Heinrich Heppe resume a posição reformada: “A Igreja não pode desenvolver doutrina; ela só pode confessar novamente o que foi revelado de uma vez por todas” (HEPPE, 1978, p. 8).
Conclusão
Embora a teoria de Newman busque oferecer um modelo histórico plausível para a evolução das doutrinas católicas, ela falha em fornecer critérios objetivos, incorre em circularidade epistemológica e relativiza a autoridade normativa da Escritura. A tradição protestante, por sua vez, permanece firme no princípio sola Scriptura, reconhecendo a Escritura como a regra infalível de fé e prática, completa em si mesma e não dependente de desenvolvimentos doutrinários subsequentes.
Referências
CALVINO, João. As Institutas. São Paulo: Cultura Cristã, 2006.

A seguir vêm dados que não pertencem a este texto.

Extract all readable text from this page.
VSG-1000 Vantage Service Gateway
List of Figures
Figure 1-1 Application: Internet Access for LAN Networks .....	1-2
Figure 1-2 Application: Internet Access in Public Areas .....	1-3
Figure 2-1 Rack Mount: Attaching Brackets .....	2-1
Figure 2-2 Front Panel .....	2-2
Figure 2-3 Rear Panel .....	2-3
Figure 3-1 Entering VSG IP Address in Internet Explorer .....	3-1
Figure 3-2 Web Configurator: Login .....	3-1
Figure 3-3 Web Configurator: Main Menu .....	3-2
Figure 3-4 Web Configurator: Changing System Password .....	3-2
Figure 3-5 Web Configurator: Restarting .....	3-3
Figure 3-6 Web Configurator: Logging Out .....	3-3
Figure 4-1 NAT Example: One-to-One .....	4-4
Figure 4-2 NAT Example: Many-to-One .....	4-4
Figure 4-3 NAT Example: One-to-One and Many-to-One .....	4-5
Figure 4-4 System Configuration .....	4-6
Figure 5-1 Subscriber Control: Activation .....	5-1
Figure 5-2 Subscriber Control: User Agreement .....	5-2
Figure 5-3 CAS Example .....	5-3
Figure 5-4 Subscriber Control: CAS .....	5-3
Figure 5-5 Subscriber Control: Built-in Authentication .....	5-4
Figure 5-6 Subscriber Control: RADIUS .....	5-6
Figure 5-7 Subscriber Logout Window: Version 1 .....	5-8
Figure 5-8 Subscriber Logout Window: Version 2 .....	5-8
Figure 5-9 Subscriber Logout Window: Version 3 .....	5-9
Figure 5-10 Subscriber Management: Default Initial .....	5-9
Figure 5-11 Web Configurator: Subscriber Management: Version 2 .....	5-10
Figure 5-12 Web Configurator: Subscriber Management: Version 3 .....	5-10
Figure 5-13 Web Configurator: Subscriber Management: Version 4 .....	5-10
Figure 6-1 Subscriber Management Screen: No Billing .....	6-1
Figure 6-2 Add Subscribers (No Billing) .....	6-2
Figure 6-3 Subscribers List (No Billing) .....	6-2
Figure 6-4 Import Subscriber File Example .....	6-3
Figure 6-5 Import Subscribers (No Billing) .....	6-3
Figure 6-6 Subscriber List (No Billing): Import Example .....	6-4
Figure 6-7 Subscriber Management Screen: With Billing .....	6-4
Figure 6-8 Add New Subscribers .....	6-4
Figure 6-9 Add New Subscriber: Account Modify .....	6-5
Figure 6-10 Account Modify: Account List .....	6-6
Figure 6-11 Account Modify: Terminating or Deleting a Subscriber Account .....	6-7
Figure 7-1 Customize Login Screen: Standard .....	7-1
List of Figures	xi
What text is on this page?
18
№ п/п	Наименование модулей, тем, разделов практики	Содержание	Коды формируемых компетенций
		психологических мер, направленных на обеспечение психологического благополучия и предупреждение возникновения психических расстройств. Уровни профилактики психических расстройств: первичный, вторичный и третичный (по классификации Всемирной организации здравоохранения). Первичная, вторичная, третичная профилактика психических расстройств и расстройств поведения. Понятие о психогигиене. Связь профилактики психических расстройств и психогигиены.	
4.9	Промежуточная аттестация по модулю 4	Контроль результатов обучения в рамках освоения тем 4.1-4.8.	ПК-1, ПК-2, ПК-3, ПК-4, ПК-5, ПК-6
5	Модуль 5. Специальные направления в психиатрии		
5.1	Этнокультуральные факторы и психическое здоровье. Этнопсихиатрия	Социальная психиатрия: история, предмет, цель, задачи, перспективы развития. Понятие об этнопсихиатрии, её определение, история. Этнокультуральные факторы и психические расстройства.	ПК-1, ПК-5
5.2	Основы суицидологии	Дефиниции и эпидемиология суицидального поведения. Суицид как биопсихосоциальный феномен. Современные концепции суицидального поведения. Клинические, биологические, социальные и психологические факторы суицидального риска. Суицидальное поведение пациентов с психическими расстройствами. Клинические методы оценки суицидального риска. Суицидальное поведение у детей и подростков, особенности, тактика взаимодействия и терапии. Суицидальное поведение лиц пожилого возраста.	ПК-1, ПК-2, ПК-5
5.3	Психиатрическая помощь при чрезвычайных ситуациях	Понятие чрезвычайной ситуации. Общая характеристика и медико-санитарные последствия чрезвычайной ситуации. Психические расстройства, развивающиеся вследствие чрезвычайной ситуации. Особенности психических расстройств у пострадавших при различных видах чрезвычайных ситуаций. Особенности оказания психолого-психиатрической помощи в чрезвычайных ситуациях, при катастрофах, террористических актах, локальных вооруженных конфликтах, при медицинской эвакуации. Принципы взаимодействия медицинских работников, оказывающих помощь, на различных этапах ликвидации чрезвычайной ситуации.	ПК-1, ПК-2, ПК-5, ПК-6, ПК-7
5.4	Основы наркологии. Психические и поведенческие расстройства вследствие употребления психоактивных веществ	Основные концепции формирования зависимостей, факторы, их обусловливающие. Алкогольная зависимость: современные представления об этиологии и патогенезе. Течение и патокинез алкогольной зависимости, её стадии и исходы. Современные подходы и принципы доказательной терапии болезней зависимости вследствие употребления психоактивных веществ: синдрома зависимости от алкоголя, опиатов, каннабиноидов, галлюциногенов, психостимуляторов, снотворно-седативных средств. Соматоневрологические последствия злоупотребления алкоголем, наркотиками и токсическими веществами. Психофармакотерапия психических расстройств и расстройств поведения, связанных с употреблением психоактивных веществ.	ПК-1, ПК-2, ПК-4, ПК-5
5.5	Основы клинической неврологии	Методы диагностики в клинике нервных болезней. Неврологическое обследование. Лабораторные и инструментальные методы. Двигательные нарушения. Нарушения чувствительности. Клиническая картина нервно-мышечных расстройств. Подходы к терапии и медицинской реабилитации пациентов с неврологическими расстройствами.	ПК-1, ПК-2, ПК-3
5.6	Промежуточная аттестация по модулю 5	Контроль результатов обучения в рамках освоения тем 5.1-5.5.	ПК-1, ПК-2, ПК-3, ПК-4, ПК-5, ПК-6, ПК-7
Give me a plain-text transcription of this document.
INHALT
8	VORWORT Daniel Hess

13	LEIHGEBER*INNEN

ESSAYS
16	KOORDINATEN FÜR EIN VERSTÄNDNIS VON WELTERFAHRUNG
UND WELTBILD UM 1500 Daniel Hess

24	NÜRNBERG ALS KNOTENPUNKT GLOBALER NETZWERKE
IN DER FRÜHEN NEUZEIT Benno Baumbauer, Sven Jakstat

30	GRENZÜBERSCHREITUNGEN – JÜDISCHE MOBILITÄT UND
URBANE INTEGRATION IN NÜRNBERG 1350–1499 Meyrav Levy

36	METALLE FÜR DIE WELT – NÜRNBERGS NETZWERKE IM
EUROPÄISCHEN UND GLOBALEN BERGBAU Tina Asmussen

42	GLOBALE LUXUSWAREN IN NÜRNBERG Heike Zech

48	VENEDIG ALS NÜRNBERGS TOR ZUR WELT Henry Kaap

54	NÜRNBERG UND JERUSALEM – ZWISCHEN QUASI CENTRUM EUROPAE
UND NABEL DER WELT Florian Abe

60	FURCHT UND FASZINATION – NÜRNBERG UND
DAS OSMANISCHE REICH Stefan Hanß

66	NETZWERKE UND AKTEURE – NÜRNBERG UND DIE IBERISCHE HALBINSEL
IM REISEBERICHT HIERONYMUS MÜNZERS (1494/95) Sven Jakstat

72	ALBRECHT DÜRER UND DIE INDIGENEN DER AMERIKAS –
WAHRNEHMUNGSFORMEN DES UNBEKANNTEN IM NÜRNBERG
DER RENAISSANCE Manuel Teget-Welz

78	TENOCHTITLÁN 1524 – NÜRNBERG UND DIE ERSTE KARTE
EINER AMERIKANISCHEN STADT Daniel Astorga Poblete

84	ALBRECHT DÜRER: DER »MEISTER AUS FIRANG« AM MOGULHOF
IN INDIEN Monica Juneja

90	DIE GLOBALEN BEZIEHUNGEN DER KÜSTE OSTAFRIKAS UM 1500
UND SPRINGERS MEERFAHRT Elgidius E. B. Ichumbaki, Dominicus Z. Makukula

CUNNINGHAM, William. Historical Theology. Edinburgh: T&T Clark, 1862. v. 1.
HEPPE, Heinrich. Reformed Dogmatics. Grand Rapids: Baker, 1978.
KELLY, J. N. D. Early Christian Doctrines. San Francisco: Harper, 1978.
LUTERO, Martinho. Weimarer Ausgabe (WA). v. 7. Weimar: H. Böhlau, 1883.
NEWMAN, John Henry. An Essay on the Development of Christian Doctrine. London: Longmans, Green, 1890.
OBERMAN, Heiko A. The Dawn of the Reformation. Edinburgh: T&T Clark, 1986.
OWEN, John. The Works of John Owen. Edinburgh: Banner of Truth, 1965. v. 1.
PIEPER, Francis. Christian Dogmatics. St. Louis: Concordia, 1950. v. 1.
WESTMINSTER. Confissão de Fé de Westminster. São Paulo: PES, 1996.
WHITAKER, William. A Disputation on Holy Scripture. Cambridge: Cambridge University Press, 1849.